Laroche dit qu’il a mis du temps à retomber sur ses pieds après sa retraite. C’est d’abord dans le monde des communications qu’il avait fait son nid. L’obligation de déménager à Montréal l’a cependant incité à réorienter sa carrière. «J’ai choisi une qualité de vie plutôt qu’une job

N’aimant pas travailler dans des horaires stricts, Dominique a trouvé le bonheur dans l’immobilier où il œuvre comme courtier. Un domaine dans lequel il se sent à l’aise, notamment parce qu’il aime travailler avec le public, qu’il connaissait le milieu avant même d’y travailler mais aussi parce qu’il ne peut travailler selon des horaires fixes. «Je suis d’une grande intégrité. Je mets toujours mon cœur et mes connaissances sur la table. Si ça ne fait pas l’affaire des gens, ça ne me dérange pas.»

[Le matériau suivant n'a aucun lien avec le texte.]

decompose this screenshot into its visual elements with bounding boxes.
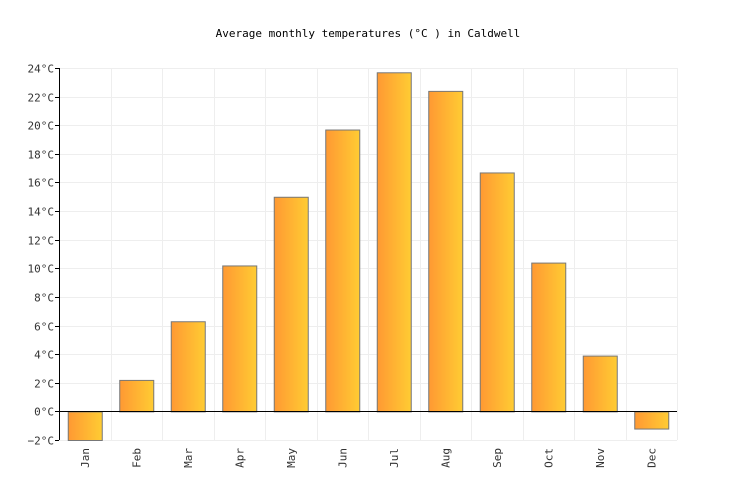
bar-mar [170, 321, 206, 413]
y-tick-label: 24°C [28, 63, 55, 76]
bar-dec [634, 411, 670, 430]
bar-sep [479, 172, 515, 413]
y-axis-ticks: −2°C 0°C 2°C 4°C 6°C 8°C 10°C 12°C 14°C 16°C 18°C 2… [28, 63, 677, 448]
x-tick-label: Mar [182, 448, 195, 468]
chart-title: Average monthly temperatures (°C ) in Ca… [216, 27, 521, 40]
bars [67, 72, 670, 441]
y-tick-label: 12°C [28, 235, 55, 248]
x-tick-label: Feb [130, 448, 143, 468]
x-axis-ticks: Jan Feb Mar Apr May Jun Jul Aug Sep Oct Nov Dec [79, 448, 659, 468]
x-tick-label: Apr [233, 448, 246, 468]
y-tick-label: 8°C [34, 292, 54, 305]
x-tick-label: Dec [645, 448, 658, 468]
y-tick-label: 0°C [34, 406, 54, 419]
bar-aug [428, 90, 464, 413]
x-tick-label: Oct [542, 448, 555, 468]
bar-nov [582, 355, 618, 413]
y-tick-label: 20°C [28, 120, 55, 133]
y-tick-label: −2°C [28, 435, 55, 448]
grid [59, 68, 678, 441]
x-tick-label: Jul [388, 448, 401, 468]
y-tick-label: 18°C [28, 149, 55, 162]
x-tick-label: Nov [594, 448, 607, 468]
x-tick-label: Aug [439, 448, 452, 468]
y-tick-label: 22°C [28, 92, 55, 105]
bar-jan [67, 411, 103, 441]
bar-apr [222, 265, 258, 413]
bar-may [273, 196, 309, 413]
y-tick-label: 14°C [28, 206, 55, 219]
bar-jul [376, 72, 412, 413]
y-tick-label: 2°C [34, 378, 54, 391]
y-tick-label: 6°C [34, 321, 54, 334]
x-tick-label: Sep [491, 448, 504, 468]
bar-oct [531, 262, 567, 413]
x-tick-label: Jun [336, 448, 349, 468]
bar-feb [119, 379, 155, 413]
x-tick-label: May [285, 448, 298, 468]
y-tick-label: 4°C [34, 349, 54, 362]
bar-jun [325, 129, 361, 413]
x-tick-label: Jan [79, 448, 92, 468]
y-tick-label: 10°C [28, 263, 55, 276]
y-tick-label: 16°C [28, 177, 55, 190]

Laroche demeure aussi très près du ski acrobatique. Il ainsi travaillé dans les coulisses de la construction de la rampe de sauts à Lac-Beauport. Et sa fille Florence figure parmi les plus beaux espoirs québécois en sauts, une grande fierté pour lui. «Elle repartira à Banff pour participer à des compétitions de ski acrobatique. La seule chose que je lui souhaite, c’est qu’elle s’amuse, qu’elle revienne et dise : “Papa, c’est don bien beau, Banff.” Pour moi, c’est important de donner la chance à mes enfants de vivre leurs expériences quand c’est le temps.»

QUESTIONS/RÉPONSES

Q  Modèles

Jean-Marc Rozon. Il est peut-être le meilleur sauteur au monde. Il a perfectionné les sauts que l’on avait travaillés ensemble pour les emmener à un niveau de triple et de quadruple saut et gagner les Jeux de 1988. Aujourd’hui, à 58 ans, il fait les mêmes sauts sur la rampe à Lac-Beauport. Et mes frères Yves et Philippe. Yves a cassé la baraque avec les premiers sauts avec des vrilles, des doubles et triples vrilles, etc. Et Philippe parce qu’il a pris ces sauts et qu’il les a perfectionnés jusqu’aux Jeux de Lillehammer. Rozon, Yves et Philippe, c’est du bon stock. Et surtout du bon monde.

Q  Fait marquant

R  Ma première compétition à Tignes, en France, parce qu’à ma première course, j’ai fait un podium. Une troisième position. 

Q  Ce qui te manque le plus

R  De sauter.

Q  Regrets

R  Peut-être d’avoir arrêté la compétition aussi tôt. J’aurais aimé voir jusqu’où j’aurais pu aller. Pas pour la reconnaissance. Mais au niveau personnel. J’ai parfois l’impression que je ne suis pas allé au bout de ce que j’aurais été capable de donner. 

Q  Dans 10 ans

R  Je me vois dans un autre projet qui va m’allumer. Un hôtel au Costa Rica, un contrat au Vietnam ou à Vancouver. Je pourrais travailler sur la scène internationale. Je parle français, anglais, italien. Je suis open. Tout est donc ouvert.